The runtime flow for dynamic plugins:

  1. Build the .wasm artifact.
  2. Upload the dynamic plugin package in the admin console's extension center.
  3. The core framework validates the WASM file header, custom sections, embedded manifest, ABI version, and resources.
  4. The administrator confirms the hostServices authorization. If resource-scoped declarations such as storage, network, data, hostConfig, or manifest are present, the resource scopes must also be confirmed.
  5. Installation SQL is executed and governance records are written.
  6. Once enabled, the core framework loads the WASM sandbox and projects routes, menus, public assets, and resource snapshots.

When a higher version is uploaded, the core framework does not switch to it immediately.
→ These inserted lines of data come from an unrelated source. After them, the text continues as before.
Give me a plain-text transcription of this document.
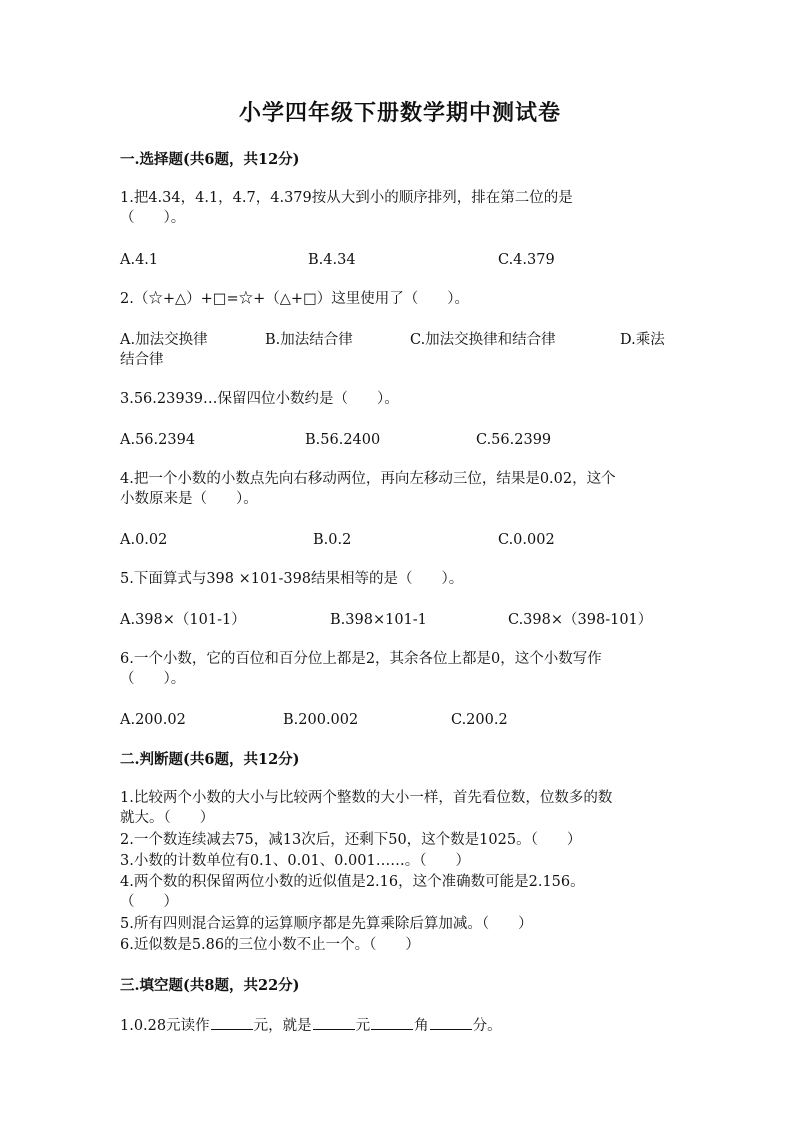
小学四年级下册数学期中测试卷
一.选择题(共6题，共12分)
1.把4.34，4.1，4.7，4.379按从大到小的顺序排列，排在第二位的是
（　　）。
A.4.1	B.4.34	C.4.379
2.（☆+△）+□=☆+（△+□）这里使用了（　　）。
A.加法交换律	B.加法结合律	C.加法交换律和结合律	D.乘法
结合律
3.56.23939…保留四位小数约是（　　）。
A.56.2394	B.56.2400	C.56.2399
4.把一个小数的小数点先向右移动两位，再向左移动三位，结果是0.02，这个
小数原来是（　　）。
A.0.02	B.0.2	C.0.002
5.下面算式与398 ×101-398结果相等的是（　　）。
A.398×（101-1）	B.398×101-1	C.398×（398-101）
6.一个小数，它的百位和百分位上都是2，其余各位上都是0，这个小数写作
（　　）。
A.200.02	B.200.002	C.200.2
二.判断题(共6题，共12分)
1.比较两个小数的大小与比较两个整数的大小一样，首先看位数，位数多的数
就大。（　　）
2.一个数连续减去75，减13次后，还剩下50，这个数是1025。（　　）
3.小数的计数单位有0.1、0.01、0.001……。（　　）
4.两个数的积保留两位小数的近似值是2.16，这个准确数可能是2.156。
（　　）
5.所有四则混合运算的运算顺序都是先算乘除后算加减。（　　）
6.近似数是5.86的三位小数不止一个。（　　）
三.填空题(共8题，共22分)
1.0.28元读作	元，就是	元	角	分。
Instead, it marks the plugin as pending_upgrade. The administrator previews the diff on the plugin management page and explicitly executes the runtime upgrade. If the upgrade fails, the previous active version is preserved and a failure diagnostic is recorded for later retry.
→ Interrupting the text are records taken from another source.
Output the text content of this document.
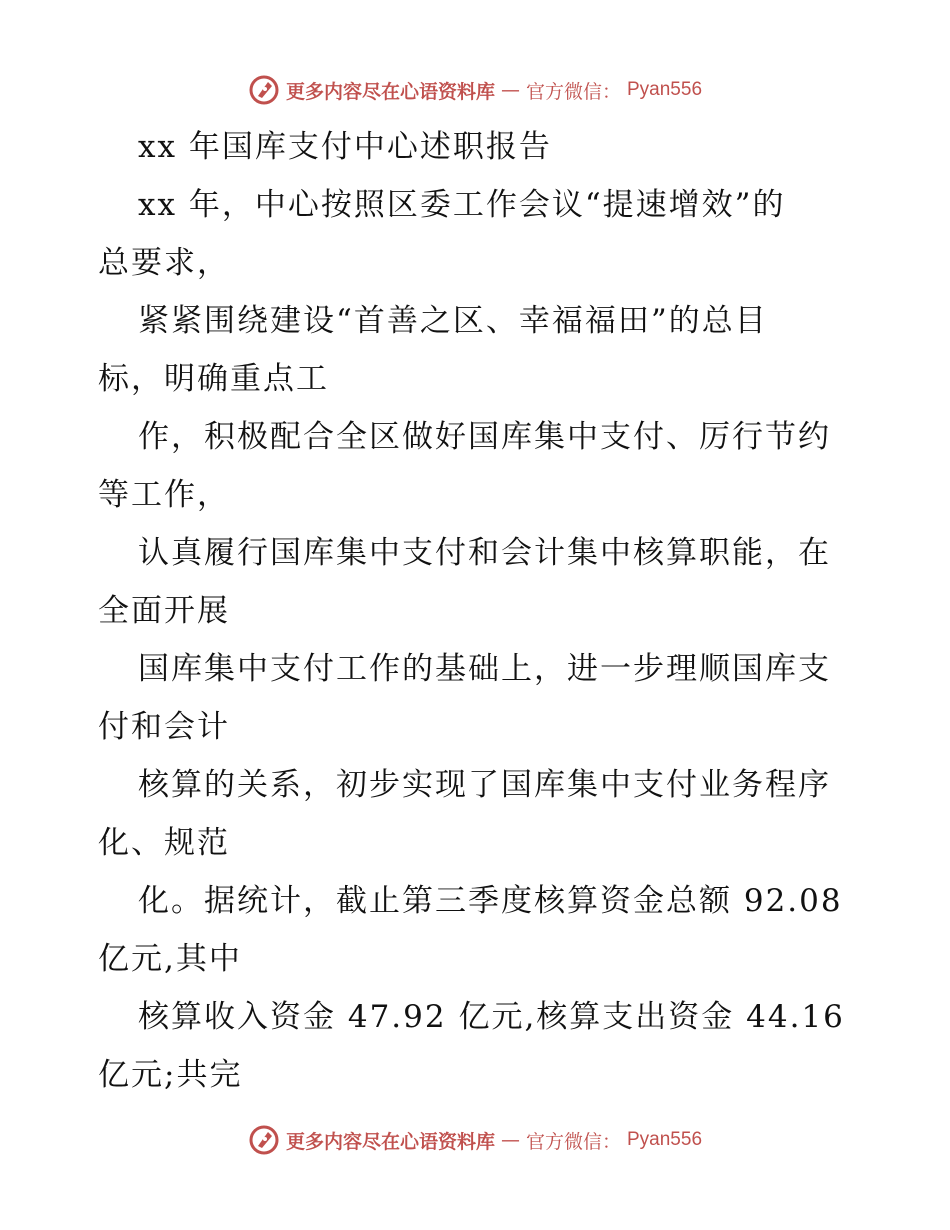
更多内容尽在心语资料库 — 官方微信： Pyan556
xx 年国库支付中心述职报告
xx 年，中心按照区委工作会议“提速增效”的
总要求，
紧紧围绕建设“首善之区、幸福福田”的总目
标，明确重点工
作，积极配合全区做好国库集中支付、厉行节约
等工作，
认真履行国库集中支付和会计集中核算职能，在
全面开展
国库集中支付工作的基础上，进一步理顺国库支
付和会计
核算的关系，初步实现了国库集中支付业务程序
化、规范
化。据统计，截止第三季度核算资金总额 92.08
亿元,其中
核算收入资金 47.92 亿元,核算支出资金 44.16
亿元;共完
更多内容尽在心语资料库 — 官方微信： Pyan556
Dynamic plugin APIs are exposed under the unified plugin namespace. The core framework only concatenates the /x/{plugin-id} prefix; the remainder of the path comes from the plugin's own route contract. External access paths therefore look like:

/x/linapro-demo-dynamic/demo-records
/x/linapro-demo-dynamic/backend-summary

Differences from Source Plugins​

DimensionSource PluginsWASM Dynamic Plugins
Delivery formSource code participates in core framework compilation.wasm runtime artifact
Hot-loadingRequires deploying a new core frameworkSupports runtime upload and enablement
PerformanceNative Go performanceSandbox and bridging overhead
Core framework accessStable pluginhost contractshostServices authorized bridging
Isolation strengthNamespace isolationWASM sandbox isolation
Debugging experienceStandard Go debugging workflowMore reliant on logging and bridge diagnostics
Typical use casesLong-term business modulesCommercial distribution, hot-loading, temporary extensions

Best Practices​

  • Request only the hostServices methods and resource scopes you actually need.
  • Continue using the plugin ID namespace for database tables to avoid conflicts with the core framework and other plugins.
  • Explicitly specify target addresses for outbound network requests; avoid broad authorization.
  • Prepare rollback-safe, idempotent upgrade SQL for runtime upgrades.
  • Promote long-running, high-frequency business logic to source plugins; use dynamic plugins for hot-loading and isolation scenarios.